La primevère officinale un coucou printanier

10/03/2019 | Jardinerie

Une note de José Veys, des Jardins de Pomone

Si on l’appelle joliment « coucou », c’est parce que les petites fleurs jaunes de la primevère officinale annoncent généralement le printemps … bien avant le retour des hirondelles ! Et c’est bien ce signe sympathique de la fin de l’hiver que nous attendons avec impatience.

Dans les jardineries, on trouve déjà depuis le mois de décembre de petites primevères horticoles aux fleurs multicolores. Ces plantes sont certes fort jolies, mais vous m’en excuserez, elles ne m’intéressent pas. Trop de tripotages, et pas  assez de naturel ! Dans ce billet, mon propos se portera sur les espèces sauvages, bien de chez nous, et éventuellement susceptibles de participer à notre alimentation. Encore une excentricité de ce jardinier atypique, penseront certains ?!  Et bien non, pas du tout, il y a des siècles que la primevère se consomme au printemps et fait du bien à notre santé.
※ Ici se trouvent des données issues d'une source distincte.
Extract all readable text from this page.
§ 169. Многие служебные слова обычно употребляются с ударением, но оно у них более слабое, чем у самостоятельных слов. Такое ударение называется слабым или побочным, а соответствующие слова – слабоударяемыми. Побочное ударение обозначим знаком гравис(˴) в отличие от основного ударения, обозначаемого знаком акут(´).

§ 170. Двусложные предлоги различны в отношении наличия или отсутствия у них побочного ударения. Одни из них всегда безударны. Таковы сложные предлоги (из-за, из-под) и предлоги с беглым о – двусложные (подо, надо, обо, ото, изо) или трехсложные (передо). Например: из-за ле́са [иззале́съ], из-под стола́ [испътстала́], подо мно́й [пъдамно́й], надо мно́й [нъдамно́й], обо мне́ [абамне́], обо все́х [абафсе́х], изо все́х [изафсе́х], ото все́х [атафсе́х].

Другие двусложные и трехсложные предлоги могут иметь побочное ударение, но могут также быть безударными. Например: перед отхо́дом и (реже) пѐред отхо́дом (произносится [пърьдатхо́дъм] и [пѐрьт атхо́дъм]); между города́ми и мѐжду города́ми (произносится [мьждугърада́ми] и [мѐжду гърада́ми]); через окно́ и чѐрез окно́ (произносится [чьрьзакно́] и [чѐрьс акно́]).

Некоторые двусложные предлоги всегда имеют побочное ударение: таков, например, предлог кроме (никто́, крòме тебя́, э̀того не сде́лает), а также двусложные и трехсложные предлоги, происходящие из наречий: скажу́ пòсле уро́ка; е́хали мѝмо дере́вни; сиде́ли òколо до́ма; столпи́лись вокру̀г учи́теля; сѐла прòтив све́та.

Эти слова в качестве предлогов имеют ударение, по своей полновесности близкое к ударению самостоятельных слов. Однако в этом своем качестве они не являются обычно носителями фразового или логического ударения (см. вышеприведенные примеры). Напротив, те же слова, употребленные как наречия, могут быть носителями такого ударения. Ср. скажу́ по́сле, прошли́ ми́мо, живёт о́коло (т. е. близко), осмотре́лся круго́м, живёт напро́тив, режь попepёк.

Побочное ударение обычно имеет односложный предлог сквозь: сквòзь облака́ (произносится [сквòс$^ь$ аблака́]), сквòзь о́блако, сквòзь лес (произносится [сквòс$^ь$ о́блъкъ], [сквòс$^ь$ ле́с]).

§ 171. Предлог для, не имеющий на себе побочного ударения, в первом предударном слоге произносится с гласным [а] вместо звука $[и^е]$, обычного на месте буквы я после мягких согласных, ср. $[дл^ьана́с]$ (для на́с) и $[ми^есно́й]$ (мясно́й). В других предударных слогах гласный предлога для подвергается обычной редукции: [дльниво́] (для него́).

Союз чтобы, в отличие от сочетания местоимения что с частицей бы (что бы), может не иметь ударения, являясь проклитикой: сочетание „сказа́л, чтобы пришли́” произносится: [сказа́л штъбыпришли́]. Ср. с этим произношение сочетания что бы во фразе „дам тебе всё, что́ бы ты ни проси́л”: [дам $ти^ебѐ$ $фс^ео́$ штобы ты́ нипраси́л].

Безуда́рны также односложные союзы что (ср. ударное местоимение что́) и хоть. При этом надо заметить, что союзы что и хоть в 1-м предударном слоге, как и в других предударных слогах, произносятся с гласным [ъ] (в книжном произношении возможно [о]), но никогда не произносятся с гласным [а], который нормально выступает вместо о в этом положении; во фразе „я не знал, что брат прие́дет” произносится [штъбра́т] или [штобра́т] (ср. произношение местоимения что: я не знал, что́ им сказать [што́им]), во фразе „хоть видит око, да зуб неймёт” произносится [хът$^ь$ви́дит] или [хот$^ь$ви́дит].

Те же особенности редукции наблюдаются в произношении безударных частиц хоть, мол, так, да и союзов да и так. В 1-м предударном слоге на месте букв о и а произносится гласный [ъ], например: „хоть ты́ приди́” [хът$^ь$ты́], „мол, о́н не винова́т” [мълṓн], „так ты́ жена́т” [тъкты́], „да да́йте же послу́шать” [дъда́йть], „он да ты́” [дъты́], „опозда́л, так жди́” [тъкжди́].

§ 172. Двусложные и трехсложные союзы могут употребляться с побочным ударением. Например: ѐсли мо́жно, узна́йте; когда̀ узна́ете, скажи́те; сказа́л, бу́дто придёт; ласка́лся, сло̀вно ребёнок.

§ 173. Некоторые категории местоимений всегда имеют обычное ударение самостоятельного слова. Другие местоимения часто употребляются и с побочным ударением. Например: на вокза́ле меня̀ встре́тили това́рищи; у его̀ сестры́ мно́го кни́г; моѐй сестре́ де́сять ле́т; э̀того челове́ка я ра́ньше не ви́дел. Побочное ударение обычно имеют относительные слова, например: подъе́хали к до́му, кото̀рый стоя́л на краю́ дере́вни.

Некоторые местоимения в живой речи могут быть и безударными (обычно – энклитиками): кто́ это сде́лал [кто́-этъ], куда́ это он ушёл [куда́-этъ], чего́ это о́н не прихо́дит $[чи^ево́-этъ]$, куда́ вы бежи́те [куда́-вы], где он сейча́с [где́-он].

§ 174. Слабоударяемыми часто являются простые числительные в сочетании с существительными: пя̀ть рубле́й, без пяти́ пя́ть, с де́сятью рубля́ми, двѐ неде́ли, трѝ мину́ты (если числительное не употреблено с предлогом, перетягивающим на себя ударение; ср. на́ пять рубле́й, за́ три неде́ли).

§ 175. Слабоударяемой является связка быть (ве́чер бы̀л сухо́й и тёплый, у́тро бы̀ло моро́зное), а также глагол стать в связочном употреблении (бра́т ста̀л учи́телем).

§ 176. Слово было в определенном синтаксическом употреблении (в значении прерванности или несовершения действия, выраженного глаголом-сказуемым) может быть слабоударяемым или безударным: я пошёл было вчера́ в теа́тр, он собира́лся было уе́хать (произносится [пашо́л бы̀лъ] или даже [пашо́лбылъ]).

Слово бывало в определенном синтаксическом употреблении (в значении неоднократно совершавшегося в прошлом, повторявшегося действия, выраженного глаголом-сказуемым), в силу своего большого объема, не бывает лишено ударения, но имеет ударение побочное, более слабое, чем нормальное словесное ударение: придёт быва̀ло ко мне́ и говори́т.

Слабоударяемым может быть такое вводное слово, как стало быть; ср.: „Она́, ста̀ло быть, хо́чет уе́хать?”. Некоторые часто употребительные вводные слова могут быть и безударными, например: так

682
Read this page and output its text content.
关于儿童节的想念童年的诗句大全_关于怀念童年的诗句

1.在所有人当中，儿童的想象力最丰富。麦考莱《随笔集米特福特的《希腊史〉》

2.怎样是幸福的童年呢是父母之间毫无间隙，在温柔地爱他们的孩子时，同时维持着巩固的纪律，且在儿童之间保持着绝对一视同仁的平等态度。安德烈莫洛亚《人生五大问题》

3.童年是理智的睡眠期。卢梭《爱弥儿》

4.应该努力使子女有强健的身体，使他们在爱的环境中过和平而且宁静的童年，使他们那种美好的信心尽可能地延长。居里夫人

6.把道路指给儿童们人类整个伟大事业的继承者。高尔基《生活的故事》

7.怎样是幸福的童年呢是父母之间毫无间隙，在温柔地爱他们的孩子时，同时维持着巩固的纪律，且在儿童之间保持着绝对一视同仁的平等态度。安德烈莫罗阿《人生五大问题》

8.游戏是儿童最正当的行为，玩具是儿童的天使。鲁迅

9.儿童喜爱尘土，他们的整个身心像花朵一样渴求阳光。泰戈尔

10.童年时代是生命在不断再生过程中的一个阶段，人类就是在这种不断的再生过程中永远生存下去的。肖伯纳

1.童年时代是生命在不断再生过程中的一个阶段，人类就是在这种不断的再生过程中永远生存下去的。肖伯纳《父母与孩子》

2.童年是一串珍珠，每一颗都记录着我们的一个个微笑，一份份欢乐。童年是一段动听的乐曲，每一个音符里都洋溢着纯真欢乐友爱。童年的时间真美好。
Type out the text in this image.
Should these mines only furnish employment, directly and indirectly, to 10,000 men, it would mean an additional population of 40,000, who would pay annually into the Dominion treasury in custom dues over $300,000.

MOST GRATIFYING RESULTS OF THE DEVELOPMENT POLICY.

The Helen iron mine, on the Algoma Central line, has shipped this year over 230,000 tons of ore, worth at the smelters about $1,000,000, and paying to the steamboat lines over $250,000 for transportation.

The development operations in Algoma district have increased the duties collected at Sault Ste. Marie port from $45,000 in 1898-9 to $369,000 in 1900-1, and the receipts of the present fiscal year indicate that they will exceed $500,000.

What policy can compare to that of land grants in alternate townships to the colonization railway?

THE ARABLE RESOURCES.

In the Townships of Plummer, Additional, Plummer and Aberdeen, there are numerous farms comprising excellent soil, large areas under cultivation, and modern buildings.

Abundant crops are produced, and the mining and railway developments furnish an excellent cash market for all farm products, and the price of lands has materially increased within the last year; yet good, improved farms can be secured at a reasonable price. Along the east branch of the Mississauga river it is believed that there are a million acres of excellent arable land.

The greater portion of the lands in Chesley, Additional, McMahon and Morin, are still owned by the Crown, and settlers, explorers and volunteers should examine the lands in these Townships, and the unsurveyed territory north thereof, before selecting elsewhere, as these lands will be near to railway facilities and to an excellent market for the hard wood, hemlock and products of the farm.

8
Encore un ingrédient de saison que le commerce ne nous offre pas !

LA PART DE THÉOPHRASTE (Botanique)

Lorsque je parle de primevères sauvages de nos régions, je fais référence à quatre espèces seulement, pas aussi aisées à identifier qu’il n’y paraît, parce leur morphologie – par un phénomène que les botanistes appellent « hétérostylie« – favorise les pollinisations croisées.

  • Hétérostylie:  phénomène qui se produit sur des plantes présentant simultanément deux types de fleurs – parfois plus – les unes à styles courts, les autres à styles longs.
  • Style : rétrécissement plus ou moins long qui unit l’ovaire de la fleur à un seul ou plusieurs stigmates.
  • Stigmate: c’est l’extrémité du carpelle ou du pistil dont la surface collante retient le pollen.
  • Carpelle: (attention, terme de genre masculin!) partie de la plante constituée par un ovaire, un style et un stigmate.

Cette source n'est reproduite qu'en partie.